If the solution curve, of the differential equation $\frac{d y}{d x} = \frac{x + y - 2}{x - y}$ passing through the point (2, 1) is $\tan^{- 1} (\frac{y - 1}{x - 1}) - \frac{1}{β} \log_{e} (α + {(\frac{y - 1}{x - 1})}^{2}) = \log_{e}$ $| x - 1 |$ , then $5 β + α$ is equal to __________. [2024]

Ans.
(11)

We have, $\frac{d y}{d x} = \frac{x + y - 2}{x - y}$

Substitute x = X + h and y = Y + k

$\Rightarrow \frac{d Y}{d X} = \frac{X + Y + h + k - 2}{X - Y + h - k}$

Put h + k – 2 = 0 and h – k = 0

$\Rightarrow$ h = 1 and k = 1

$∴ \frac{d Y}{d X} = \frac{X + Y}{X - Y}$

Now, put Y = vX $\Rightarrow \frac{d Y}{d X} = v + X \frac{d v}{d X}$

$∴ v + X \frac{d v}{d X} = \frac{X + v X}{X - v X} = \frac{1 + v}{1 - v}$

$\Rightarrow X \frac{d v}{d X} = \frac{1 + v}{1 - v} - v = \frac{1 + v - v + v^{2}}{1 - v} = \frac{1 + v^{2}}{1 - v}$

$\Rightarrow \int \frac{1 - v}{1 + v^{2}} d v = \int \frac{d X}{X} \Rightarrow \int \frac{1}{1 + v^{2}} d v - \int \frac{v}{1 + v^{2}} d v = \int \frac{d X}{X}$

$\Rightarrow \tan^{- 1} v - \frac{1}{2} \log_{e} | 1 + v^{2} | = \log | X | + c$

$\Rightarrow \tan^{- 1} (\frac{y - 1}{x - 1}) - \frac{1}{2} \log_{e}$ $| 1 + {(\frac{y - 1}{x - 1})}^{2} |$ $= \log$ $| x - 1 |$ $+ c$ ... (i)
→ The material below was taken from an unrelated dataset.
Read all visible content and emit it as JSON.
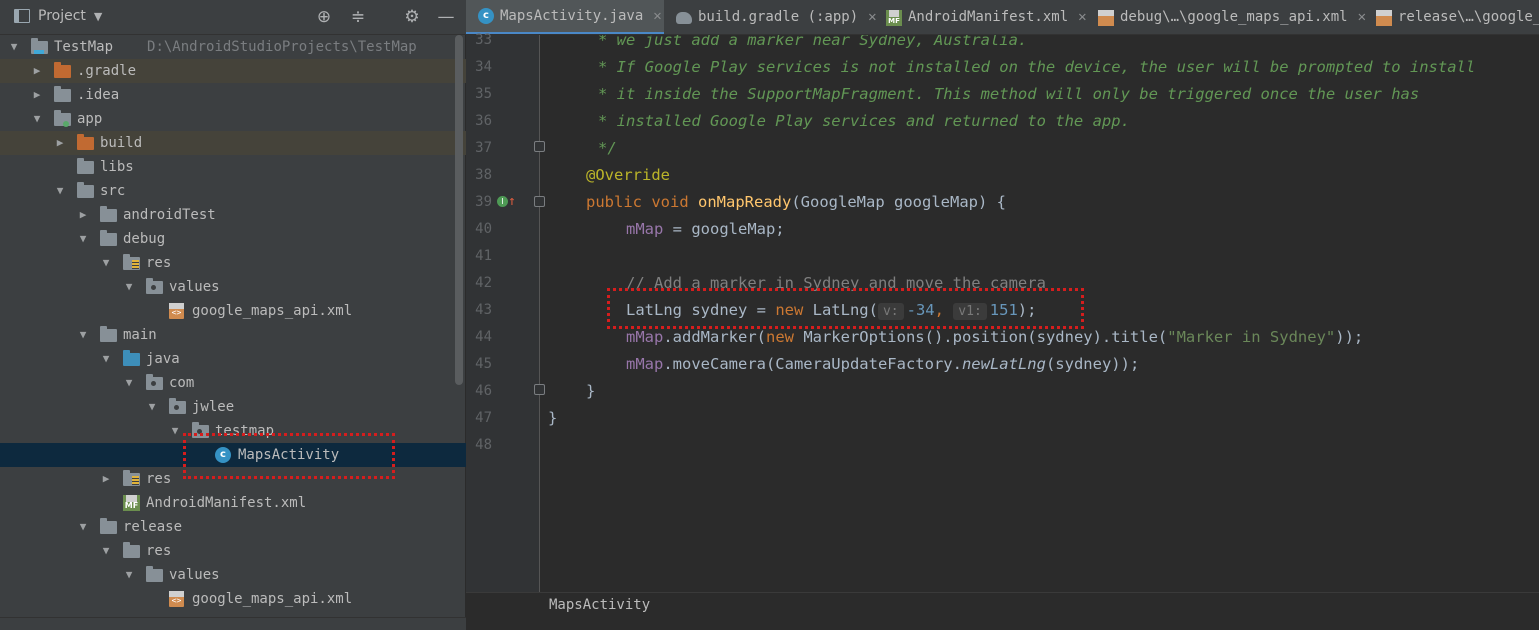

Equation (i) passing through (2, 1), then

$\tan^{- 1} (\frac{1 - 1}{2 - 1}) - \frac{1}{2} \log_{e}$ $| 1 + {(\frac{1 - 1}{2 - 1})}^{2} |$ $= \log_{e} (2 - 1) + c$

$\Rightarrow \log_{e} 1 + c = 0 \Rightarrow c = 0$

$∴ \tan^{- 1} (\frac{y - 1}{x - 1}) - \frac{1}{2} \log_{e} | 1 + {(\frac{y - 1}{x - 1})}^{2} | = \log_{e} | x - 1 |$

By comparing with

$\tan^{- 1} (\frac{y - 1}{x - 1}) - \frac{1}{β} \log_{e}$ $| α + {(\frac{y - 1}{x - 1})}^{2} |$ $= \log_{e}$ $| x - 1 |$

$β = 2, α = 1$

$∴ 5 β + α = 5 \times 2 + 1 = 11$ .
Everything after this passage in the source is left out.